As community-based nonprofits, credit unions have always promoted saving as part of their mission. But with an aging membership, they’re going further to attract new customers. “The first thing I came up with is, let’s double the interest rate,” says Matt Davis, director of PR at Members Credit Union in Winston-Salem, North Carolina. “That about made our president fall out of his chair.” Davis’s What Are You Saving For? program offers a relatively paltry 1.8% interest rate, but it also includes monthly drawings for additional cash prizes.

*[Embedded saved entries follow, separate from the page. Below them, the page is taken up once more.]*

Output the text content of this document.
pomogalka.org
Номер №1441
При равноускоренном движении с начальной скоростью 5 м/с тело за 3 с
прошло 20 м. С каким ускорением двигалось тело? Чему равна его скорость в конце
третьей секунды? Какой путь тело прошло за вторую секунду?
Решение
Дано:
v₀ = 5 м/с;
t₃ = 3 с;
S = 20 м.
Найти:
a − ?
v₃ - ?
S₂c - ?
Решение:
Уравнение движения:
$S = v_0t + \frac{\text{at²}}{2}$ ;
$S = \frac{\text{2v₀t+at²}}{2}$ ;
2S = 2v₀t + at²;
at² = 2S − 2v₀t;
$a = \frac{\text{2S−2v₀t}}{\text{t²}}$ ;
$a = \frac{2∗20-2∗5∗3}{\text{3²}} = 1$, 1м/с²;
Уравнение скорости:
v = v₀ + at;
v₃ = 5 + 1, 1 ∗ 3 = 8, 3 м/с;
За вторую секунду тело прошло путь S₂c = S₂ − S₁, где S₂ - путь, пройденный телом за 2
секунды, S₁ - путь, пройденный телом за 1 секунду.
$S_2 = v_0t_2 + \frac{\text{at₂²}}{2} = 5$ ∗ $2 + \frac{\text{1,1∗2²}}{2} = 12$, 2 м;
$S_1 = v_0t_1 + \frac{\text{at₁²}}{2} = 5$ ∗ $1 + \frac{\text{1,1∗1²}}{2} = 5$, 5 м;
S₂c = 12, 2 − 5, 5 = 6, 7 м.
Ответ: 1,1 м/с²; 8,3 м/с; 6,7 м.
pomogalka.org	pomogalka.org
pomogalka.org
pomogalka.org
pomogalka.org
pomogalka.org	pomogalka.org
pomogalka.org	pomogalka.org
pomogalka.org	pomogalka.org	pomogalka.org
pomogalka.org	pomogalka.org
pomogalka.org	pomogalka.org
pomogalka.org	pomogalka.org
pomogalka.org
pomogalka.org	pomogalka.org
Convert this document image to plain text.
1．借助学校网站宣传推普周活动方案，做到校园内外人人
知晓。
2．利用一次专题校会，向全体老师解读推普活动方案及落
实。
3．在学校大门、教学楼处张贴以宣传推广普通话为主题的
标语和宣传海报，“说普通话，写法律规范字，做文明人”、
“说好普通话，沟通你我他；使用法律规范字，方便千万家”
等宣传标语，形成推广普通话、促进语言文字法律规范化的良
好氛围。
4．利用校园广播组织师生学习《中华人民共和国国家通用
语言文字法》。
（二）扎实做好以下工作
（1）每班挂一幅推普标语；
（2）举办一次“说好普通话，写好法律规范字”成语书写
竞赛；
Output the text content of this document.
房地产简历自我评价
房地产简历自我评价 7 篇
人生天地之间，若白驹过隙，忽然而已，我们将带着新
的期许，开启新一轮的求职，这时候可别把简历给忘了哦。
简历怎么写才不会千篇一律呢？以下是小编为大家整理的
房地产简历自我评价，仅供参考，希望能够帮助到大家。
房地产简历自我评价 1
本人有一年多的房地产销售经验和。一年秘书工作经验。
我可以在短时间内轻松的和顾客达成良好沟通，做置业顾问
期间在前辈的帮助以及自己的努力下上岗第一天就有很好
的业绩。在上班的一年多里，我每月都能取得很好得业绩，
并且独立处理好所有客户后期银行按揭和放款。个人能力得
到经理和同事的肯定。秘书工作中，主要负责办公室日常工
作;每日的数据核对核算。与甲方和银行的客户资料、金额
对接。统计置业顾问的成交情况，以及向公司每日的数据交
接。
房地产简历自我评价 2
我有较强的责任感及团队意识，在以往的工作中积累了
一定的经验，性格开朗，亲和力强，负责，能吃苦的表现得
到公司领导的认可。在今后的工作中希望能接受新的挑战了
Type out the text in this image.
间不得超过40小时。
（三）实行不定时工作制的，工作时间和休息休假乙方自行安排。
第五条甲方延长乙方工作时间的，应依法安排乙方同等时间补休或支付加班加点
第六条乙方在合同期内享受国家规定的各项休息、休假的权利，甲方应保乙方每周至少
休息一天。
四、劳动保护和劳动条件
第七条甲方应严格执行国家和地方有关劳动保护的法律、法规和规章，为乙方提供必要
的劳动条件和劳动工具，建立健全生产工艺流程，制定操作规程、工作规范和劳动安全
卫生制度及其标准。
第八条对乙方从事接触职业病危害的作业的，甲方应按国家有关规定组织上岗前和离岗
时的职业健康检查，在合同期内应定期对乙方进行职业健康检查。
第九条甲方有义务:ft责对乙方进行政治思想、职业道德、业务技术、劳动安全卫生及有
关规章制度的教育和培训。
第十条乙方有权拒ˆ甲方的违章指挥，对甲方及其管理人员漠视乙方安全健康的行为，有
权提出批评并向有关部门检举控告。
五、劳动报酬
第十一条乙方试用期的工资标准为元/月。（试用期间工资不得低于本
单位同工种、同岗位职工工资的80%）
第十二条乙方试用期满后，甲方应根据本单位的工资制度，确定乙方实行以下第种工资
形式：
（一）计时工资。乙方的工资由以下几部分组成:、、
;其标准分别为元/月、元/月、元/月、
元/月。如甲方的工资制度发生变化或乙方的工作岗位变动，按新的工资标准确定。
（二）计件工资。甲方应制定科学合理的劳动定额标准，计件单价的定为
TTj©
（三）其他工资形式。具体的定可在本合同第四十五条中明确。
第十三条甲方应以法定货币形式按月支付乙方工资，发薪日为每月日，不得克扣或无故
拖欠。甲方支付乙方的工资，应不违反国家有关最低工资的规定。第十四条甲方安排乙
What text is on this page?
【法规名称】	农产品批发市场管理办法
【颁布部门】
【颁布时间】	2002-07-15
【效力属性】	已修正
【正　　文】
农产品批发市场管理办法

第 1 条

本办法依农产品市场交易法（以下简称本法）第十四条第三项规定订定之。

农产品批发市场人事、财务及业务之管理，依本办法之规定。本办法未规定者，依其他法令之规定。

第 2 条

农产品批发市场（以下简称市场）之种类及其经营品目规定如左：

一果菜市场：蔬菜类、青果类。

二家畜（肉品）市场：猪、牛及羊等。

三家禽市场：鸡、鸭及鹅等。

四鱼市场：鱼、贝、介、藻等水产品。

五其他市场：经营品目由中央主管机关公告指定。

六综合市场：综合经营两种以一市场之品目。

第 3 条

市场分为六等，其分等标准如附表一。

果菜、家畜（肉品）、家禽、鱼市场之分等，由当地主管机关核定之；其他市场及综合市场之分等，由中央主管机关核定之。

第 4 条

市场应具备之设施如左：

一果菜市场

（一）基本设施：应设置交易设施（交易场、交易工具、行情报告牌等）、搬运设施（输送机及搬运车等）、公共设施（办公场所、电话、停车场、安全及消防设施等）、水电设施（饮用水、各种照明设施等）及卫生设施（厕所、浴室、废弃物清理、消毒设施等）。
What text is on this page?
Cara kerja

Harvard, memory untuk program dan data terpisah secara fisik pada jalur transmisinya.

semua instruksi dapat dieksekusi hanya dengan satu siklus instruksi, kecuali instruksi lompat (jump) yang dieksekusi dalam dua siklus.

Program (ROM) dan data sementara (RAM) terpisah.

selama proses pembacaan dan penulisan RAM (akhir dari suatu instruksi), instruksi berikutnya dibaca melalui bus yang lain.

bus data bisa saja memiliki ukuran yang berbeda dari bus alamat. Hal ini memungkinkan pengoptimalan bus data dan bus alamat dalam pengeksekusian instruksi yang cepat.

And that’s where the future of American savings may lie. In countries such as the U.K. and South Africa, people’s monthly savings contributions can make them eligible for cash and prizes. The poorest Americans already spend an average of $645 a year in lottery tickets. Tufano believes that lotteries may be the answer to marry our something-for-nothing culture with the noble goal of long-term savings. Legal issues abound here in the United States, but he has helped pilot the concept using sweepstakes structures, which allow anyone to enter for the prize whether or not they have an account. “I fully expect this to lose money,” says Davis, who got the idea when he heard Tufano advise the Credit Union National Association. “But I think the goodwill we’ll create will far outweigh that.”